Cyclospora has been associated with a variety of chronic complications such as Guillain-Barre syndrome, reactive arthritis or Reiter’s syndrome, biliary disease, and acalculous cholecystitis. Since cyclospora infections tend to respond to the appropriate treatment, complications are more likely to occur in individuals who are not treated or not treated promptly. Extraintestinal infection also appears to occur more commonly in individuals with a compromised immune system.
How is Cyclospora infection detected?
Your health care provider may ask you to submit stool specimen for analysis. Because testing for cyclospora infection can be difficult, you may be asked to submit several stool specimens over several days. Identification of this parasite in stool requires special laboratory tests that are not routinely done. Therefore, your health care provider should specifically request testing for cyclospora if it is suspected. Your health care provider might have your stool checked for other organisms that can cause similar symptoms.
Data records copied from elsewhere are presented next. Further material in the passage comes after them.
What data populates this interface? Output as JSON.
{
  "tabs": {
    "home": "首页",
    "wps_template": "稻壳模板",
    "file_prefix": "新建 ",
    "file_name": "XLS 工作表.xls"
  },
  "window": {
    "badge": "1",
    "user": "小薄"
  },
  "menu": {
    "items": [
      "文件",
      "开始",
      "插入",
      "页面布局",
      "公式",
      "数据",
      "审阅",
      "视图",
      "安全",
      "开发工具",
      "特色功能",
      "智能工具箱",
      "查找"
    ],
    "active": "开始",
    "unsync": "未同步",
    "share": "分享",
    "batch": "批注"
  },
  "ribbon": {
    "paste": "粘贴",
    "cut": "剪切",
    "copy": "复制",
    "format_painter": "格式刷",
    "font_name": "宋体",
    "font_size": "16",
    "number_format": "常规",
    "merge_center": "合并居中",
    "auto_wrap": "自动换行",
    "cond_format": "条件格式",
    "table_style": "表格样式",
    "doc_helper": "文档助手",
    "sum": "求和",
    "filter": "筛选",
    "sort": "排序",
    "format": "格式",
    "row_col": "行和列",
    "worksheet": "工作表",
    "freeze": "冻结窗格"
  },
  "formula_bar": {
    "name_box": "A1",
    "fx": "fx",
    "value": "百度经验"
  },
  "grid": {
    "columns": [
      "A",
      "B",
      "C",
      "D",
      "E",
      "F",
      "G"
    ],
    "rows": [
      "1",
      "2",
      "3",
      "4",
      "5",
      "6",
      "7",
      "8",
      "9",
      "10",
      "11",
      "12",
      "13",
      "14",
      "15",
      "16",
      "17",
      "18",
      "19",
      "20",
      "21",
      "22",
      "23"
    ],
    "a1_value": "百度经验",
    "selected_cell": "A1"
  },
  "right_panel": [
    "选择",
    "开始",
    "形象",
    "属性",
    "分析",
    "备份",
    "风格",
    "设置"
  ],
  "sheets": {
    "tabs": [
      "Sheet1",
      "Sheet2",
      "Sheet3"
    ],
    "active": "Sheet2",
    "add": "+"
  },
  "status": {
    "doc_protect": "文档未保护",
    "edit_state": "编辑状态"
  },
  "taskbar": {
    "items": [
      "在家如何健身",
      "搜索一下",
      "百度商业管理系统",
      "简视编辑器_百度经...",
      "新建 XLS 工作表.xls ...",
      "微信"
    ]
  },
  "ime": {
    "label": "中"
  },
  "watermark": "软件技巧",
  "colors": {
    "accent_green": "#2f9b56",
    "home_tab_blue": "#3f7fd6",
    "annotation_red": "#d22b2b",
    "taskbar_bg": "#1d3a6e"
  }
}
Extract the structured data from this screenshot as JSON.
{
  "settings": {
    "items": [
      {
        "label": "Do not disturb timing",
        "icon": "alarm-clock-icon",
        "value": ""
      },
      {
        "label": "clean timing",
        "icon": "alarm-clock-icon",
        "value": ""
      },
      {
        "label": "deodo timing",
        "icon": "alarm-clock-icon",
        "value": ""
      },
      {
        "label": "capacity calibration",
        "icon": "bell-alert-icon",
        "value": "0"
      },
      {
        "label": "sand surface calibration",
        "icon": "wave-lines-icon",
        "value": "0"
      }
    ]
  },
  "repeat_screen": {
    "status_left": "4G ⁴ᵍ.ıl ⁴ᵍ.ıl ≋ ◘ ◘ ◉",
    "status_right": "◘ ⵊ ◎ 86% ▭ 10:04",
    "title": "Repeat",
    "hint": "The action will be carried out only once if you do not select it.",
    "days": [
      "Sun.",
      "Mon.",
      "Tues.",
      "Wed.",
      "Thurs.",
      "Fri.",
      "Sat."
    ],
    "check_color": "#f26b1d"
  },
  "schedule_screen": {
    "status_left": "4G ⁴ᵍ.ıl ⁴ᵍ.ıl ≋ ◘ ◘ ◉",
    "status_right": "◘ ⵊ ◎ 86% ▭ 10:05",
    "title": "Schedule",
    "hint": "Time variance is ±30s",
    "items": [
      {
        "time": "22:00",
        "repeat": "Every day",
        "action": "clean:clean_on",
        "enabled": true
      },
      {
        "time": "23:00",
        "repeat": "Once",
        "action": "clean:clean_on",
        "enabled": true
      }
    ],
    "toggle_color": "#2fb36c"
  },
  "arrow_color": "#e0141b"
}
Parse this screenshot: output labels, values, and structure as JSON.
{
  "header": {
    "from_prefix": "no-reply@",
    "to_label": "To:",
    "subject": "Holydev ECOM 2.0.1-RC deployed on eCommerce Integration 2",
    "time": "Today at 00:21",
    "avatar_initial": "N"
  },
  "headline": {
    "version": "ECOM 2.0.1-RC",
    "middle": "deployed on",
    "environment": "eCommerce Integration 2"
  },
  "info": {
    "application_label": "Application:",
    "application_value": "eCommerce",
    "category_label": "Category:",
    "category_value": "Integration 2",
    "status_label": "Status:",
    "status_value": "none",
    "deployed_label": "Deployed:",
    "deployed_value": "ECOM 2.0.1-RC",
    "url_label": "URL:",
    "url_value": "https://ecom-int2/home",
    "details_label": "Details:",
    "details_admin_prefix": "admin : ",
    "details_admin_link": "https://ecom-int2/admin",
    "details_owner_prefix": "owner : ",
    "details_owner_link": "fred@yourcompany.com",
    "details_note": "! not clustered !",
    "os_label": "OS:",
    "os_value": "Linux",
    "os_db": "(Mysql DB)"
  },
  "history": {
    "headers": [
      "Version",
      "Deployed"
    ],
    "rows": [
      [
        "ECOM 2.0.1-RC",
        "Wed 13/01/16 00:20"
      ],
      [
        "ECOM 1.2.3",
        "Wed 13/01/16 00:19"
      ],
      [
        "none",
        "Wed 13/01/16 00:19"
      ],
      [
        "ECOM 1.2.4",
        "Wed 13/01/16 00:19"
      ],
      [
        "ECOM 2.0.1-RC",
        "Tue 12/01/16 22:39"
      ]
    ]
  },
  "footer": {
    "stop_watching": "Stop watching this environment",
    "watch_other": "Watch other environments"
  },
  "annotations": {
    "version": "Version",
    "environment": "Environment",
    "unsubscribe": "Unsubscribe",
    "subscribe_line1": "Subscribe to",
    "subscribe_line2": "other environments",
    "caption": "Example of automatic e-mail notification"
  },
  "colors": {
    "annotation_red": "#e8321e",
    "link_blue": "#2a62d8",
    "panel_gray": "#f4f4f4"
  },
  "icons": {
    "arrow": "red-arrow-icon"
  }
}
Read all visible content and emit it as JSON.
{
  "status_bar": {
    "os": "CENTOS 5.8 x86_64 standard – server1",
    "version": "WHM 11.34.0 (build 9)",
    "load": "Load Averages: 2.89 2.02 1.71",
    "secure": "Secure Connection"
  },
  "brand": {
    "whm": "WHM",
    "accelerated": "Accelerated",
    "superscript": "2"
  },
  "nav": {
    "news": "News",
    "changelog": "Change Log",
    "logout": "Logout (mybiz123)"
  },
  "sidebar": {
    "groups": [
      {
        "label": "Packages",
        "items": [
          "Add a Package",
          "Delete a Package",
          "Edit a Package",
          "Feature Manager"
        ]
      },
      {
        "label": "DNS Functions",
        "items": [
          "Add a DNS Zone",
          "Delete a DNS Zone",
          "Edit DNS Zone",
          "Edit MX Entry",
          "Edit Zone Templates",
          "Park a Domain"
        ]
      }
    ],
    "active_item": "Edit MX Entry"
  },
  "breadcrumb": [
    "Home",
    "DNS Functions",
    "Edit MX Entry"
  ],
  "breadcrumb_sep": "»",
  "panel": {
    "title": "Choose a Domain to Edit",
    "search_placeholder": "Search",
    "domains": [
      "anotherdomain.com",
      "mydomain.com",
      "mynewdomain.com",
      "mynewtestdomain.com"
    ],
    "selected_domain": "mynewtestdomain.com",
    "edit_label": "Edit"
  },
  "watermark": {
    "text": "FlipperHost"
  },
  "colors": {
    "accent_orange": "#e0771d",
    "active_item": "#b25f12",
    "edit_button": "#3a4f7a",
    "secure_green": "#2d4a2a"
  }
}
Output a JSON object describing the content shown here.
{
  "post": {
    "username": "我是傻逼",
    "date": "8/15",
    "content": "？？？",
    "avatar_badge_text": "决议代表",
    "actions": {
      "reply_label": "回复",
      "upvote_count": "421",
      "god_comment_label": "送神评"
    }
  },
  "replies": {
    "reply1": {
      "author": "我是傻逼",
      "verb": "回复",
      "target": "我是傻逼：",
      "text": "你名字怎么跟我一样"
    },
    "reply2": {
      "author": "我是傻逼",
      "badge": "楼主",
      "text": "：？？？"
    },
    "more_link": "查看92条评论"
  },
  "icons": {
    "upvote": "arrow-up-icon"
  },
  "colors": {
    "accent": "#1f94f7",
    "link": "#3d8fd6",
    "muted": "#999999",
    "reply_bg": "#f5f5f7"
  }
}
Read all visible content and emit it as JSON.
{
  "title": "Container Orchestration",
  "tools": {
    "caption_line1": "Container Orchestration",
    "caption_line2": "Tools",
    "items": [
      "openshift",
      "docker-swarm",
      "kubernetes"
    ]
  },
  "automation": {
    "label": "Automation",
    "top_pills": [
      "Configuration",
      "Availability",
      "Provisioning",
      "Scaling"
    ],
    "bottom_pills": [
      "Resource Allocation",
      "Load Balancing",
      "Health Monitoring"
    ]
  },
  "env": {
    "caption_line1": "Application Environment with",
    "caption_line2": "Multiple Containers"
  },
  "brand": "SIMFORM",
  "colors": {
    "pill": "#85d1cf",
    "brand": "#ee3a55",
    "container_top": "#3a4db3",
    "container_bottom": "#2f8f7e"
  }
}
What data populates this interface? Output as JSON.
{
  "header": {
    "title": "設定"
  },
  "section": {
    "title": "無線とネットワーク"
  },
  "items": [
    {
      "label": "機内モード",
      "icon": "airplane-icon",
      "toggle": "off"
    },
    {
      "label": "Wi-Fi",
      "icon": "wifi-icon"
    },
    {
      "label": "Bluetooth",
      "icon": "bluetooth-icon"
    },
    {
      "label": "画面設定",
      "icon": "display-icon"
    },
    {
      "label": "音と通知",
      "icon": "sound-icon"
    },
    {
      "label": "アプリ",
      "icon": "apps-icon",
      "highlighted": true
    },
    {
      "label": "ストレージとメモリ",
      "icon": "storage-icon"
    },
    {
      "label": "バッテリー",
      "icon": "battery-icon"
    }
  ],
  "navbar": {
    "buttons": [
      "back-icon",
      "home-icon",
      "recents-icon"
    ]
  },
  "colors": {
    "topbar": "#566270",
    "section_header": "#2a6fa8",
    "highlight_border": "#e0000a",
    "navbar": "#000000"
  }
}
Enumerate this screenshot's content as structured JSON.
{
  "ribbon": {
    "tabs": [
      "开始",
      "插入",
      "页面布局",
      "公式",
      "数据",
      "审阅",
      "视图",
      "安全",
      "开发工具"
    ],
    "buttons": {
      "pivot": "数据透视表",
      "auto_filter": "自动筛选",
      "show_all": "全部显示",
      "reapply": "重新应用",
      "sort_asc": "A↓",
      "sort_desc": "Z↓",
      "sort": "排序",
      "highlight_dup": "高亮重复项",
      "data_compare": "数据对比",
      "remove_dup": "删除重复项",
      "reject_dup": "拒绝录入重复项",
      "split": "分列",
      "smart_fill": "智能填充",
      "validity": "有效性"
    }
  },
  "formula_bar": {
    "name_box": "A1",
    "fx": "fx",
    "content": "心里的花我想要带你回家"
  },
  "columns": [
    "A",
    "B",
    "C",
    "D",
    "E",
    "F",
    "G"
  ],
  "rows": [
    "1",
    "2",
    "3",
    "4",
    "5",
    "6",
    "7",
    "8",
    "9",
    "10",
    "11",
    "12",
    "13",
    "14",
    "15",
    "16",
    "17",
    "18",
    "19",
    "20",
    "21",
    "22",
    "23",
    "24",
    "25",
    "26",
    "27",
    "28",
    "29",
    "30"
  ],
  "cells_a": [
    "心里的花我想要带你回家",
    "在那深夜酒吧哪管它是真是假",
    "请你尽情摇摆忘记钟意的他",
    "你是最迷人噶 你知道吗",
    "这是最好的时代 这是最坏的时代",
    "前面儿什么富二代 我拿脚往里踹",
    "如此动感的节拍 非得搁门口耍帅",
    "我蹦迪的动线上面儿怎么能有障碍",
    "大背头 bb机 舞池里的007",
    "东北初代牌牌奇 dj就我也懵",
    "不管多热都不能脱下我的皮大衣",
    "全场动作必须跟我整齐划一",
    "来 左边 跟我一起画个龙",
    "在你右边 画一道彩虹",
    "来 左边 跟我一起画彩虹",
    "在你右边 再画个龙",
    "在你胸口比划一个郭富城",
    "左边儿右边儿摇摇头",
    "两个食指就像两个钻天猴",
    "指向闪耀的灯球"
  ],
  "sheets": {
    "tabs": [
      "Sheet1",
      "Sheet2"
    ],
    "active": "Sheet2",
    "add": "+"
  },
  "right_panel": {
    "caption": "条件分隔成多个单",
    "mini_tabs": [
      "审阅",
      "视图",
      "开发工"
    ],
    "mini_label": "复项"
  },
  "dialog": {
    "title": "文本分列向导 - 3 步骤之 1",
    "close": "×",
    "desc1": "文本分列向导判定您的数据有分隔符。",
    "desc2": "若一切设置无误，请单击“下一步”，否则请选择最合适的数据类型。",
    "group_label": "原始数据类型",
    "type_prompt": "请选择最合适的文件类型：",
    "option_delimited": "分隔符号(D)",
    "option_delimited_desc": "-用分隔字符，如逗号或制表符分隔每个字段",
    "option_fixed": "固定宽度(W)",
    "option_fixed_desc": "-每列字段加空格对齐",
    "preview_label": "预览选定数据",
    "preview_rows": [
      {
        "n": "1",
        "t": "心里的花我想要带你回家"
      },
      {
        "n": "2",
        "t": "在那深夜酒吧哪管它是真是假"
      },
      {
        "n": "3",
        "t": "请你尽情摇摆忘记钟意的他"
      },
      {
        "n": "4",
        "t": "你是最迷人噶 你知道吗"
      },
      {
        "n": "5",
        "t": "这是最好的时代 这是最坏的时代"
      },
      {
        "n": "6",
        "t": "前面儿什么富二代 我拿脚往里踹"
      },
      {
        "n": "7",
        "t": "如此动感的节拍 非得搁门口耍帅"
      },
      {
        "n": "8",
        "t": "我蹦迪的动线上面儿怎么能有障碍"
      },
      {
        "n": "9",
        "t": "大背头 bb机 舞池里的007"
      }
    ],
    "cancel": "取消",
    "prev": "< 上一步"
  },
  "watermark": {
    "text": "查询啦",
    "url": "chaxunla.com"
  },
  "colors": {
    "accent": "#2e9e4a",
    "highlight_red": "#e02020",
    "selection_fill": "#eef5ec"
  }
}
How is Cyclospora infection treated?
The recommended treatment for infection with cyclospora is a combination of two antibiotics, trimethoprim-sulfamethoxazole, also known as Bactrim, Septra, or Cotrim. People who have diarrhea should rest and drink plenty of fluids. No alternative drugs have been identified yet for people with cyclospora infection who are unable to take sulfa drugs. Some experimental studies, however, have suggested that ciprofloxacin or nitazoxanide may be effective, although to a lesser degree than trimethoprim-sulfamethoxazole. See your health care provider to discuss alternative treatment options.
How can Cyclospora infection be prevented?
Avoiding water or food that may be contaminated is advisable when traveling. Drinking bottled or boiled water and avoiding fresh ready-to-eat produce should help to reduce the risk of infection in regions with high rates of infection. Improving sanitary conditions in developing regions with poor environmental and economic conditions is likely to help to reduce exposure. Washing fresh fruits and vegetables at home may help to remove some of the organisms, but cyclospora may remain on produce even after washing.